3. Erdogan: die Türkei ist am besten, wenn es um Meinungsfreiheit geht
syracusa 06.03.2015
Zitat aus http://www.rp-online.de/politik/ausland/erdogan-die-tuerkei-ist-am-besten-wenn-es-um-meinungsfreiheit-geht-aid-1.4780785: "Der türkische Staatspräsident Recep Tayyip Erdogan sieht in seinem Land ein internationales Vorbild für die Pressefreiheit. "Ich sage das sehr deutlich, die Türkei ist am besten, wenn es um Meinungsfreiheit geht.""
4. Intolerant!
bonner85 06.03.2015
Von jedem überall auf der Welt Toleranz fordern, aber selber vollkommen intolerant sein.

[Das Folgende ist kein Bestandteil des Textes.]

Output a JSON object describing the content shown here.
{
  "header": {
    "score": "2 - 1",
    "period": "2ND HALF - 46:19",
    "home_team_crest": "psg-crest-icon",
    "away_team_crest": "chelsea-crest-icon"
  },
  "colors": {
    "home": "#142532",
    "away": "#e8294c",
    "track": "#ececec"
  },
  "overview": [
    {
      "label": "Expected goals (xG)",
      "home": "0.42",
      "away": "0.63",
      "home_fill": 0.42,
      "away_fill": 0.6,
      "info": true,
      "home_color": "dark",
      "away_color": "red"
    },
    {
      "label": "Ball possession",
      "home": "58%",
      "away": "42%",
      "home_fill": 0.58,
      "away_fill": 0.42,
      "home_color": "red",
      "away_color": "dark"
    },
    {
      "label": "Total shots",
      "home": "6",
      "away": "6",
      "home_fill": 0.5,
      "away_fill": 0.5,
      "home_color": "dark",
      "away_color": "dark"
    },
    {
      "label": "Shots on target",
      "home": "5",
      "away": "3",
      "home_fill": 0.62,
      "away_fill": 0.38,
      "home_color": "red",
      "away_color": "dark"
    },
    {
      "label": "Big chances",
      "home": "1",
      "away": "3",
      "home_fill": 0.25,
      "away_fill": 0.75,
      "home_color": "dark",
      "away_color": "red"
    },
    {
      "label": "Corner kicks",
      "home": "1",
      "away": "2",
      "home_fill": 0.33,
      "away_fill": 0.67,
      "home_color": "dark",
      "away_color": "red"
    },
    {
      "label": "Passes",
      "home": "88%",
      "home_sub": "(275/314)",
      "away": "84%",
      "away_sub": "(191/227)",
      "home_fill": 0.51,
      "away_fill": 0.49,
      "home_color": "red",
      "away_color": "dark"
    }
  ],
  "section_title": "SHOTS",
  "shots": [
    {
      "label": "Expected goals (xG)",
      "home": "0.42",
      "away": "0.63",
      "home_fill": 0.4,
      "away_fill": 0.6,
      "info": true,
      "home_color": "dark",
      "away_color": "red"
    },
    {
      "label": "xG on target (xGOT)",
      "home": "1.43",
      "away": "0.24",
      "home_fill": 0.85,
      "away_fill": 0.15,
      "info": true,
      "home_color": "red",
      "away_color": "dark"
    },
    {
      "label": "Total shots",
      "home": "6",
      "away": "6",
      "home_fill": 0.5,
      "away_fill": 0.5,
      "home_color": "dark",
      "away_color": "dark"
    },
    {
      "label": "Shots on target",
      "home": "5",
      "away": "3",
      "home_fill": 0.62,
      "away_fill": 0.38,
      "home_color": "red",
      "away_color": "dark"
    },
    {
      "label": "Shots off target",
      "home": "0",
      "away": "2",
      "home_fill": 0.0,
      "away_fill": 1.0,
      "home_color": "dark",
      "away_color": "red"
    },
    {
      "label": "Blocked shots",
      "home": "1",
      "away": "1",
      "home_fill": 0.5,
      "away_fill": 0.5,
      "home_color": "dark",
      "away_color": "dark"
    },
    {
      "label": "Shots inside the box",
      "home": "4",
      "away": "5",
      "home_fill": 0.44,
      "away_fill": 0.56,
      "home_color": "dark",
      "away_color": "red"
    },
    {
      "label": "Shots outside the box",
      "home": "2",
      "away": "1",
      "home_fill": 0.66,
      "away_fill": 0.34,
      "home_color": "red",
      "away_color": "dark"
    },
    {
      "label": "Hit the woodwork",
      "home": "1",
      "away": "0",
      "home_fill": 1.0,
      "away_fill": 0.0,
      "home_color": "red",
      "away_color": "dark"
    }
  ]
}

So klappt es sicherlich mit der Völkerverständigung...
5. Erst denken...
wizzard74 06.03.2015
Zitat von 002614der Meinungsfreiheit? - oder der Religionsfreiheit? Wer sagt eigentlich, daß WIR mit der Meinung richtig liegen, es sei "Meinungsfreiheit", wenn jeder jeden beleidigen kann wie er will, weil es seine "Meinung" ist? Heißt es nicht, die Freiheit eines jeden muß gewährleistet sein, darf aber die Freiheit eines anderen nicht beeinträchtigen? Religions-Freiheit heißt auch im zwischenmenschlichen Umgang, daß Religiosität von nicht religiösen Menschen geachtet, - zumindest toleriert - werden muß, weil anderenfalls die Freiheit der Religionsausübung nicht gewährleistet ist. Immer weiter zu provozieren - weil wir es nun mal anders sehen - schränkt die Religionsfreiheit der Muslime ein.
Falsch. Die können ihre Religion weiterhin ausüben, auch wenn jemand anderer Meinung ist. Religionsfreiheit heißt eben NICHT, dass Moslems jeden, der anderer Meinung ist, maßregeln dürfen.